Cytoplasm. Cell membrane; Peripheral membrane protein; Cytoplasmic side. Although the majority of MAP3K7/TAK1 is found in the cytosol, when complexed with TAB1/MAP3K7IP1 and TAB2/MAP3K7IP2, it is also localized at the cell membrane.
There are many advantages to MAP3K7 ELISA kit. The kits allow for the production of precise results . They also provide product credits that can be used to fund scientific research. These credits are accessible to Boster scientists who are able to submit results for specific species, samples and applications. These credits are available to all researchers from around the globe.
The Boster Bio MAP3K7 Cell Based ELISA Kit is a convenient, lysate-free solution to identify this protein. It utilizes a picogram-scale immunohistochemistry-based method to measure the target protein levels. These kits are great for screening inhibitors and activators. These kits are backed by technical support. Here are some of its important features.
The MAP3K7 gene encodes MAP3K7, which regulates the activity of p53. Prostate cancer cells lacking the gene show higher levels of p53. This gene is highly expressed in prostate cancer cells and is linked to higher Gleason scores. In a recent study, we proved that MAP3K7 gene expression is associated with less-grade tumors, while mutated cells show higher-grade tumors.
By using qPCR Utilizing a qPCR technique, the MAP3K7 gene was removed in 22 out of 77 prostate cancer samples.
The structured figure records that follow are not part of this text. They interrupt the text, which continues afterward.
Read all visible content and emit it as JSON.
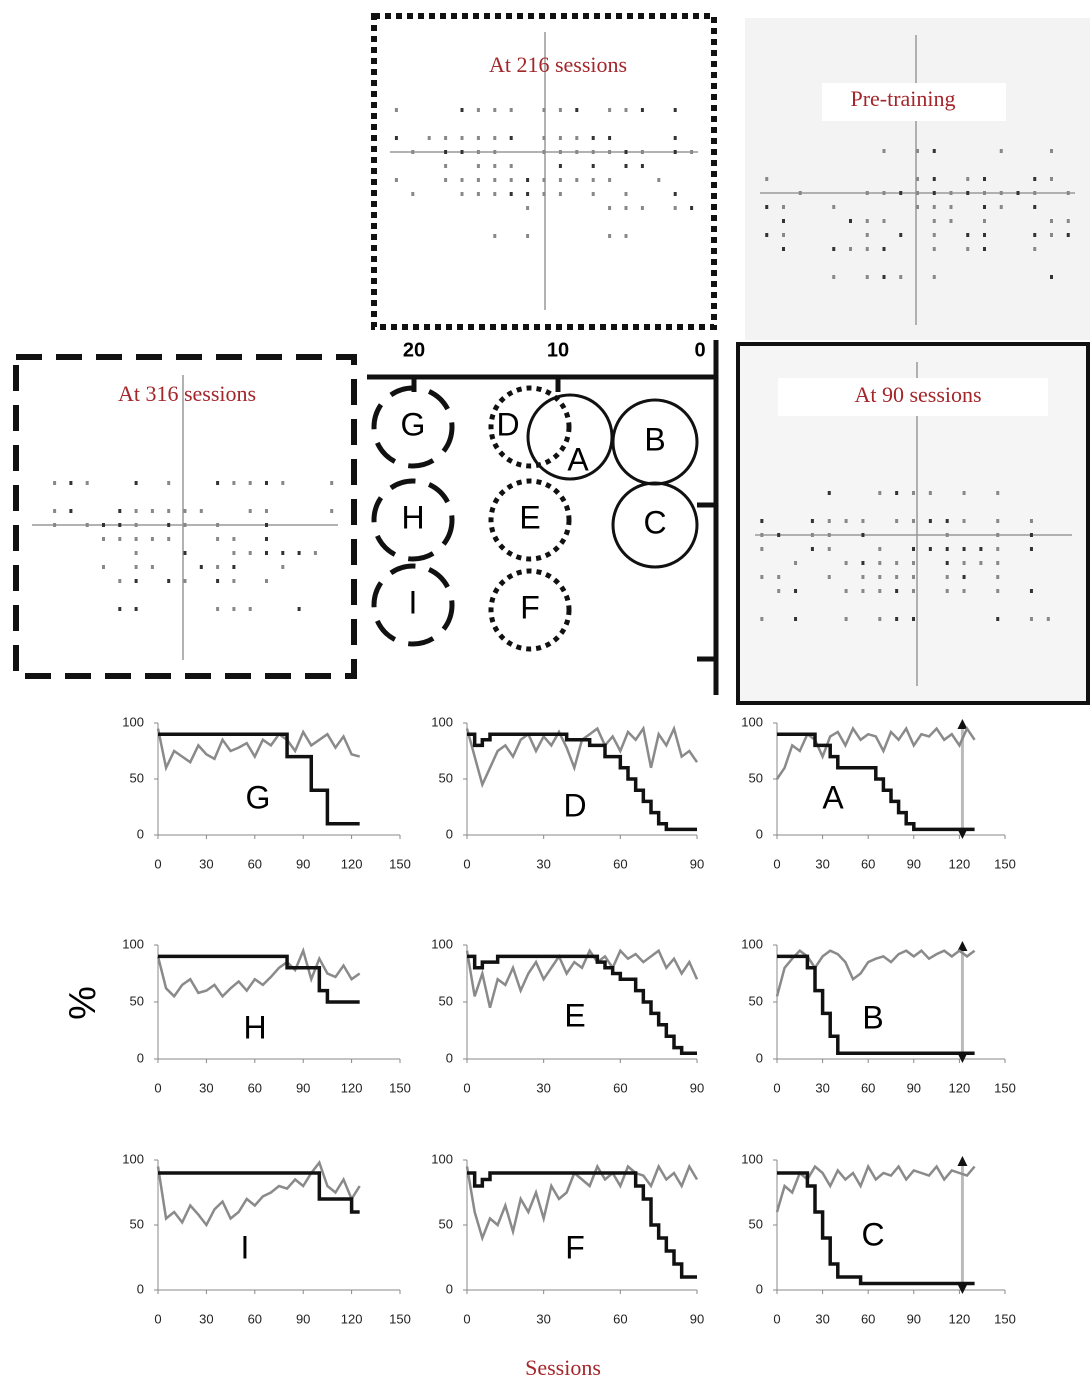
{
  "panels": [
    {
      "title": "At 216 sessions"
    },
    {
      "title": "Pre-training"
    },
    {
      "title": "At 316 sessions"
    },
    {
      "title": "At 90 sessions"
    }
  ],
  "diagram": {
    "ticks": [
      20,
      10,
      0
    ],
    "circles": [
      "G",
      "D",
      "A",
      "B",
      "H",
      "E",
      "C",
      "I",
      "F"
    ]
  },
  "y_label": "%",
  "x_label": "Sessions",
  "chart_data": [
    {
      "type": "line",
      "label": "G",
      "x": [
        0,
        5,
        10,
        15,
        20,
        25,
        30,
        35,
        40,
        45,
        50,
        55,
        60,
        65,
        70,
        75,
        80,
        85,
        90,
        95,
        100,
        105,
        110,
        115,
        120,
        125
      ],
      "series": [
        {
          "color": "#111111",
          "step": true,
          "values": [
            90,
            90,
            90,
            90,
            90,
            90,
            90,
            90,
            90,
            90,
            90,
            90,
            90,
            90,
            90,
            90,
            70,
            70,
            70,
            40,
            40,
            10,
            10,
            10,
            10,
            10
          ]
        },
        {
          "color": "#8a8a8a",
          "values": [
            95,
            60,
            75,
            70,
            65,
            80,
            72,
            68,
            85,
            75,
            78,
            82,
            70,
            85,
            80,
            90,
            85,
            75,
            92,
            80,
            85,
            90,
            78,
            88,
            72,
            70
          ]
        }
      ],
      "xlim": [
        0,
        150
      ],
      "ylim": [
        0,
        100
      ],
      "xticks": [
        0,
        30,
        60,
        90,
        120,
        150
      ],
      "yticks": [
        0,
        50,
        100
      ]
    },
    {
      "type": "line",
      "label": "D",
      "x": [
        0,
        3,
        6,
        9,
        12,
        15,
        18,
        21,
        24,
        27,
        30,
        33,
        36,
        39,
        42,
        45,
        48,
        51,
        54,
        57,
        60,
        63,
        66,
        69,
        72,
        75,
        78,
        81,
        84,
        87,
        90
      ],
      "series": [
        {
          "color": "#111111",
          "step": true,
          "values": [
            90,
            80,
            85,
            90,
            90,
            90,
            90,
            90,
            90,
            90,
            90,
            90,
            90,
            85,
            85,
            85,
            80,
            80,
            70,
            70,
            60,
            50,
            40,
            30,
            20,
            10,
            5,
            5,
            5,
            5,
            5
          ]
        },
        {
          "color": "#8a8a8a",
          "values": [
            95,
            70,
            45,
            60,
            75,
            80,
            70,
            85,
            90,
            75,
            88,
            80,
            92,
            78,
            60,
            85,
            90,
            95,
            80,
            88,
            75,
            92,
            85,
            95,
            60,
            90,
            80,
            95,
            70,
            75,
            65
          ]
        }
      ],
      "xlim": [
        0,
        90
      ],
      "ylim": [
        0,
        100
      ],
      "xticks": [
        0,
        30,
        60,
        90
      ],
      "yticks": [
        0,
        50,
        100
      ]
    },
    {
      "type": "line",
      "label": "A",
      "x": [
        0,
        5,
        10,
        15,
        20,
        25,
        30,
        35,
        40,
        45,
        50,
        55,
        60,
        65,
        70,
        75,
        80,
        85,
        90,
        95,
        100,
        105,
        110,
        115,
        120,
        125,
        130
      ],
      "series": [
        {
          "color": "#111111",
          "step": true,
          "values": [
            90,
            90,
            90,
            90,
            90,
            80,
            80,
            70,
            60,
            60,
            60,
            60,
            60,
            50,
            40,
            30,
            20,
            10,
            5,
            5,
            5,
            5,
            5,
            5,
            5,
            5,
            5
          ]
        },
        {
          "color": "#8a8a8a",
          "values": [
            50,
            60,
            80,
            75,
            90,
            85,
            70,
            88,
            92,
            80,
            95,
            85,
            90,
            88,
            75,
            92,
            85,
            95,
            80,
            90,
            88,
            95,
            85,
            90,
            80,
            95,
            85
          ]
        }
      ],
      "xlim": [
        0,
        150
      ],
      "ylim": [
        0,
        100
      ],
      "xticks": [
        0,
        30,
        60,
        90,
        120,
        150
      ],
      "yticks": [
        0,
        50,
        100
      ],
      "vline": 122
    },
    {
      "type": "line",
      "label": "H",
      "x": [
        0,
        5,
        10,
        15,
        20,
        25,
        30,
        35,
        40,
        45,
        50,
        55,
        60,
        65,
        70,
        75,
        80,
        85,
        90,
        95,
        100,
        105,
        110,
        115,
        120,
        125
      ],
      "series": [
        {
          "color": "#111111",
          "step": true,
          "values": [
            90,
            90,
            90,
            90,
            90,
            90,
            90,
            90,
            90,
            90,
            90,
            90,
            90,
            90,
            90,
            90,
            80,
            80,
            80,
            80,
            60,
            50,
            50,
            50,
            50,
            50
          ]
        },
        {
          "color": "#8a8a8a",
          "values": [
            90,
            62,
            55,
            65,
            70,
            58,
            60,
            65,
            55,
            62,
            68,
            60,
            70,
            65,
            72,
            80,
            85,
            78,
            95,
            70,
            88,
            75,
            72,
            82,
            70,
            75
          ]
        }
      ],
      "xlim": [
        0,
        150
      ],
      "ylim": [
        0,
        100
      ],
      "xticks": [
        0,
        30,
        60,
        90,
        120,
        150
      ],
      "yticks": [
        0,
        50,
        100
      ]
    },
    {
      "type": "line",
      "label": "E",
      "x": [
        0,
        3,
        6,
        9,
        12,
        15,
        18,
        21,
        24,
        27,
        30,
        33,
        36,
        39,
        42,
        45,
        48,
        51,
        54,
        57,
        60,
        63,
        66,
        69,
        72,
        75,
        78,
        81,
        84,
        87,
        90
      ],
      "series": [
        {
          "color": "#111111",
          "step": true,
          "values": [
            90,
            80,
            85,
            85,
            90,
            90,
            90,
            90,
            90,
            90,
            90,
            90,
            90,
            90,
            90,
            90,
            90,
            85,
            80,
            75,
            70,
            70,
            60,
            50,
            40,
            30,
            20,
            10,
            5,
            5,
            5
          ]
        },
        {
          "color": "#8a8a8a",
          "values": [
            95,
            55,
            75,
            45,
            70,
            65,
            80,
            60,
            75,
            85,
            70,
            80,
            90,
            75,
            85,
            80,
            95,
            85,
            90,
            80,
            95,
            88,
            92,
            85,
            90,
            95,
            80,
            88,
            75,
            85,
            70
          ]
        }
      ],
      "xlim": [
        0,
        90
      ],
      "ylim": [
        0,
        100
      ],
      "xticks": [
        0,
        30,
        60,
        90
      ],
      "yticks": [
        0,
        50,
        100
      ]
    },
    {
      "type": "line",
      "label": "B",
      "x": [
        0,
        5,
        10,
        15,
        20,
        25,
        30,
        35,
        40,
        45,
        50,
        55,
        60,
        65,
        70,
        75,
        80,
        85,
        90,
        95,
        100,
        105,
        110,
        115,
        120,
        125,
        130
      ],
      "series": [
        {
          "color": "#111111",
          "step": true,
          "values": [
            90,
            90,
            90,
            90,
            80,
            60,
            40,
            20,
            5,
            5,
            5,
            5,
            5,
            5,
            5,
            5,
            5,
            5,
            5,
            5,
            5,
            5,
            5,
            5,
            5,
            5,
            5
          ]
        },
        {
          "color": "#8a8a8a",
          "values": [
            55,
            80,
            88,
            95,
            90,
            80,
            90,
            95,
            92,
            85,
            70,
            75,
            85,
            88,
            90,
            85,
            92,
            95,
            90,
            95,
            88,
            92,
            95,
            90,
            95,
            90,
            95
          ]
        }
      ],
      "xlim": [
        0,
        150
      ],
      "ylim": [
        0,
        100
      ],
      "xticks": [
        0,
        30,
        60,
        90,
        120,
        150
      ],
      "yticks": [
        0,
        50,
        100
      ],
      "vline": 122
    },
    {
      "type": "line",
      "label": "I",
      "x": [
        0,
        5,
        10,
        15,
        20,
        25,
        30,
        35,
        40,
        45,
        50,
        55,
        60,
        65,
        70,
        75,
        80,
        85,
        90,
        95,
        100,
        105,
        110,
        115,
        120,
        125
      ],
      "series": [
        {
          "color": "#111111",
          "step": true,
          "values": [
            90,
            90,
            90,
            90,
            90,
            90,
            90,
            90,
            90,
            90,
            90,
            90,
            90,
            90,
            90,
            90,
            90,
            90,
            90,
            90,
            70,
            70,
            70,
            70,
            60,
            60
          ]
        },
        {
          "color": "#8a8a8a",
          "values": [
            95,
            55,
            60,
            52,
            65,
            58,
            50,
            62,
            68,
            55,
            60,
            70,
            65,
            72,
            75,
            80,
            78,
            85,
            80,
            90,
            98,
            80,
            75,
            85,
            70,
            80
          ]
        }
      ],
      "xlim": [
        0,
        150
      ],
      "ylim": [
        0,
        100
      ],
      "xticks": [
        0,
        30,
        60,
        90,
        120,
        150
      ],
      "yticks": [
        0,
        50,
        100
      ]
    },
    {
      "type": "line",
      "label": "F",
      "x": [
        0,
        3,
        6,
        9,
        12,
        15,
        18,
        21,
        24,
        27,
        30,
        33,
        36,
        39,
        42,
        45,
        48,
        51,
        54,
        57,
        60,
        63,
        66,
        69,
        72,
        75,
        78,
        81,
        84,
        87,
        90
      ],
      "series": [
        {
          "color": "#111111",
          "step": true,
          "values": [
            90,
            80,
            85,
            90,
            90,
            90,
            90,
            90,
            90,
            90,
            90,
            90,
            90,
            90,
            90,
            90,
            90,
            90,
            90,
            90,
            90,
            90,
            80,
            70,
            50,
            40,
            30,
            20,
            10,
            10,
            10
          ]
        },
        {
          "color": "#8a8a8a",
          "values": [
            95,
            60,
            40,
            55,
            50,
            65,
            45,
            70,
            60,
            75,
            55,
            80,
            70,
            75,
            90,
            85,
            80,
            95,
            85,
            90,
            80,
            95,
            90,
            88,
            80,
            95,
            85,
            90,
            80,
            95,
            85
          ]
        }
      ],
      "xlim": [
        0,
        90
      ],
      "ylim": [
        0,
        100
      ],
      "xticks": [
        0,
        30,
        60,
        90
      ],
      "yticks": [
        0,
        50,
        100
      ]
    },
    {
      "type": "line",
      "label": "C",
      "x": [
        0,
        5,
        10,
        15,
        20,
        25,
        30,
        35,
        40,
        45,
        50,
        55,
        60,
        65,
        70,
        75,
        80,
        85,
        90,
        95,
        100,
        105,
        110,
        115,
        120,
        125,
        130
      ],
      "series": [
        {
          "color": "#111111",
          "step": true,
          "values": [
            90,
            90,
            90,
            90,
            80,
            60,
            40,
            20,
            10,
            10,
            10,
            5,
            5,
            5,
            5,
            5,
            5,
            5,
            5,
            5,
            5,
            5,
            5,
            5,
            5,
            5,
            5
          ]
        },
        {
          "color": "#8a8a8a",
          "values": [
            60,
            80,
            75,
            90,
            85,
            95,
            90,
            80,
            92,
            85,
            90,
            80,
            95,
            85,
            90,
            88,
            95,
            85,
            92,
            90,
            88,
            95,
            85,
            92,
            90,
            88,
            95
          ]
        }
      ],
      "xlim": [
        0,
        150
      ],
      "ylim": [
        0,
        100
      ],
      "xticks": [
        0,
        30,
        60,
        90,
        120,
        150
      ],
      "yticks": [
        0,
        50,
        100
      ],
      "vline": 122
    }
  ]
}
By analyzing the signal of 200 prostatic cells in interphase can determine this marker. Both G8-005 (tumor) and G9-003 (tumor) displayed hemizygous interstitial deleterious. The LSI MYB probe detected MAP3K7 in both tumors. Normal prostate control had a normal signal pattern.
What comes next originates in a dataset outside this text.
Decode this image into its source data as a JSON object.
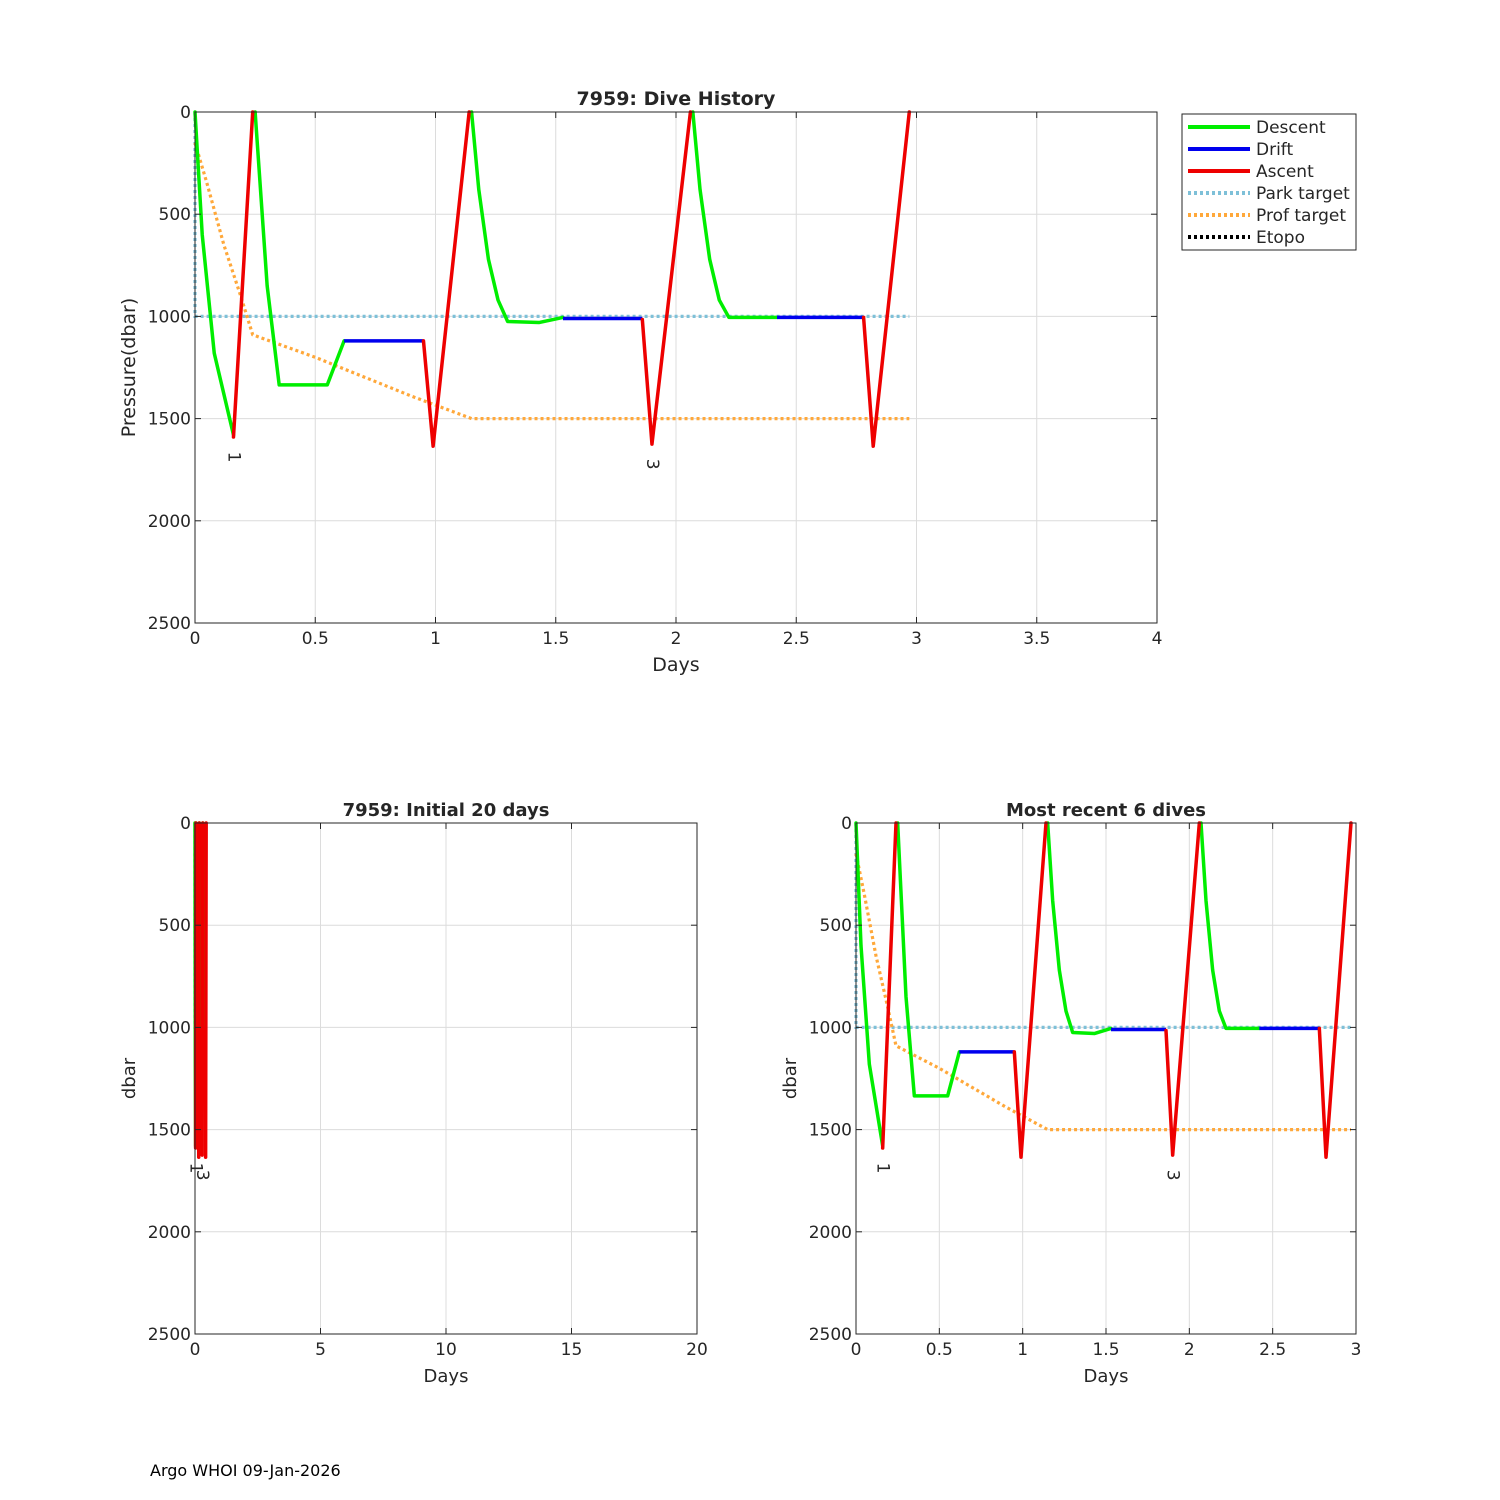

Mutated MAP3K7 in prostate cancer cells is associated with a negative ERG fusion. Similarly, overexpression of MAP3K7 significantly inhibited the growth of BPH-1 and the prostate cancer cells DU145. However knockdown of the gene didn't significantly hinder the growth of cells. These results suggest that MAP3K7 is playing an anti-tumor function in prostate cancer.
The MAP3K7 protein is a key regulator of cell invasion and migration and its coexpression with the anti-Vimentin marker has been linked with longer disease-free and overall survival for patients suffering from HCC. Other factors may interfere with the signaling of this protein, preventing the cells from being able to colonize their surroundings and migrate. Further research is required to better understand this.
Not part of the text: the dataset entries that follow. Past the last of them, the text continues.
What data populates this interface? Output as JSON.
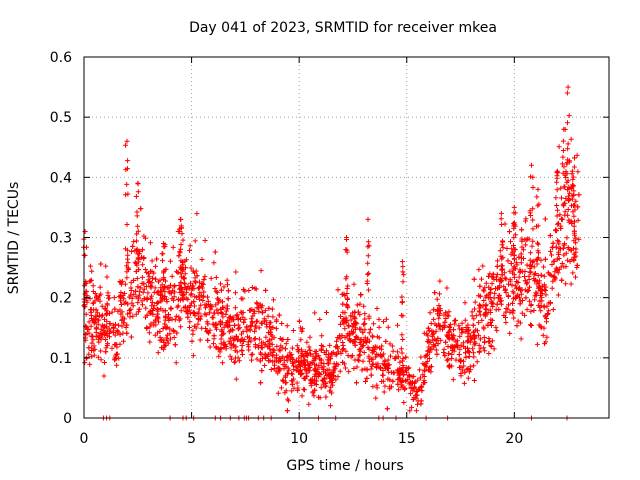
{
  "chart_data": {
    "type": "scatter",
    "title": "Day 041 of 2023, SRMTID for receiver mkea",
    "xlabel": "GPS time / hours",
    "ylabel": "SRMTID / TECUs",
    "xlim": [
      0,
      24.4
    ],
    "ylim": [
      0,
      0.6
    ],
    "x_ticks": [
      0,
      5,
      10,
      15,
      20
    ],
    "x_tick_labels": [
      "0",
      "5",
      "10",
      "15",
      "20"
    ],
    "y_ticks": [
      0,
      0.1,
      0.2,
      0.3,
      0.4,
      0.5,
      0.6
    ],
    "y_tick_labels": [
      "0",
      "0.1",
      "0.2",
      "0.3",
      "0.4",
      "0.5",
      "0.6"
    ],
    "grid": true,
    "marker": "+",
    "series": [
      {
        "name": "SRMTID",
        "color": "#ff0000",
        "trend_hours": [
          0,
          0.5,
          1,
          1.5,
          2,
          2.5,
          3,
          3.5,
          4,
          4.5,
          5,
          5.5,
          6,
          6.5,
          7,
          7.5,
          8,
          8.5,
          9,
          9.5,
          10,
          10.5,
          11,
          11.5,
          12,
          12.5,
          13,
          13.5,
          14,
          14.5,
          15,
          15.5,
          16,
          16.5,
          17,
          17.5,
          18,
          18.5,
          19,
          19.5,
          20,
          20.5,
          21,
          21.5,
          22,
          22.5,
          23
        ],
        "trend_values": [
          0.16,
          0.16,
          0.15,
          0.15,
          0.2,
          0.24,
          0.2,
          0.19,
          0.18,
          0.2,
          0.2,
          0.2,
          0.18,
          0.16,
          0.14,
          0.14,
          0.15,
          0.15,
          0.1,
          0.08,
          0.09,
          0.08,
          0.08,
          0.07,
          0.15,
          0.14,
          0.12,
          0.1,
          0.09,
          0.08,
          0.07,
          0.04,
          0.1,
          0.16,
          0.14,
          0.1,
          0.13,
          0.17,
          0.18,
          0.22,
          0.23,
          0.24,
          0.2,
          0.19,
          0.27,
          0.33,
          0.3
        ],
        "spikes": [
          {
            "x": 0.05,
            "y": 0.31
          },
          {
            "x": 2.0,
            "y": 0.46
          },
          {
            "x": 2.5,
            "y": 0.39
          },
          {
            "x": 3.7,
            "y": 0.29
          },
          {
            "x": 4.5,
            "y": 0.33
          },
          {
            "x": 4.6,
            "y": 0.26
          },
          {
            "x": 12.2,
            "y": 0.3
          },
          {
            "x": 13.2,
            "y": 0.33
          },
          {
            "x": 14.8,
            "y": 0.26
          },
          {
            "x": 19.4,
            "y": 0.34
          },
          {
            "x": 20.0,
            "y": 0.35
          },
          {
            "x": 20.8,
            "y": 0.42
          },
          {
            "x": 21.1,
            "y": 0.38
          },
          {
            "x": 22.0,
            "y": 0.41
          },
          {
            "x": 22.3,
            "y": 0.48
          },
          {
            "x": 22.5,
            "y": 0.55
          },
          {
            "x": 22.7,
            "y": 0.41
          }
        ],
        "zero_points_hours": [
          0.9,
          1.05,
          1.2,
          4.0,
          4.6,
          4.75,
          5.1,
          6.1,
          6.35,
          6.8,
          7.2,
          7.45,
          7.55,
          7.65,
          8.1,
          8.35,
          8.7,
          10.0,
          10.9,
          11.7,
          13.7,
          13.9,
          14.5,
          15.9,
          16.9,
          20.8,
          22.45
        ],
        "point_count": 2600
      }
    ]
  }
}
The overexpression of CRABP2 within C643 cells increased expression of E-cadherin as well as vimentin. CRABP2 also increased the expression of vimentin and N-cadherin. These results suggest that CRABP2 can be overexpressed in order to improve the cell's process. This is consistent with previous studies that indicated that MAP3K7 was linked to the progression of cancer.
In a previous study, siRNAs targeted at MAP3K7 were transfected into SK-HEP-1 and Huh7 cells. The cells were then subjected to cell-migration assays. ImageJ software was used to measure the results. The proliferation of HCC primary cells was also decreased by the knockdown of MAP3K7. The cells were then given to mice and studied for proliferation and migration.
Gene silencing of MAP3K7 increases sensitivity to chemotherapeutic drugs in human cancer cells. Inhibition of MAP3K7's function in pancreatic cancer cells enhanced the effectiveness of chemotherapeutics. In mice, the conditional knockout of MAP3K7 causes hepatocyte dysplasia and early hepatocarcinogenesis. In patients suffering from HCC, the protein was significantly higher in tumors than normal tissue adjacent to it.
Boster Bio Anti-AMF makes use of MAP3K7 antibody as part of their Picoband(tm). This antibody reacts to both human and rat protein and can be kept at -20°C for one year and 4°C for one month. This product comes packaged with 5 mg of BSA and also contains recombinant proteins. For more information, please look up the manual for the product.
PMID: 9480845 by Sakurai H., et al. TGF-beta-activated kinase 1 stimulates NF-kappa B activation by an NF-kappa B-inducing kinase-independent mechanism.
PMID: 11118615 by Dempsey C.E., et al. Alternative splicing and gene structure of the transforming growth factor beta-activated kinase 1.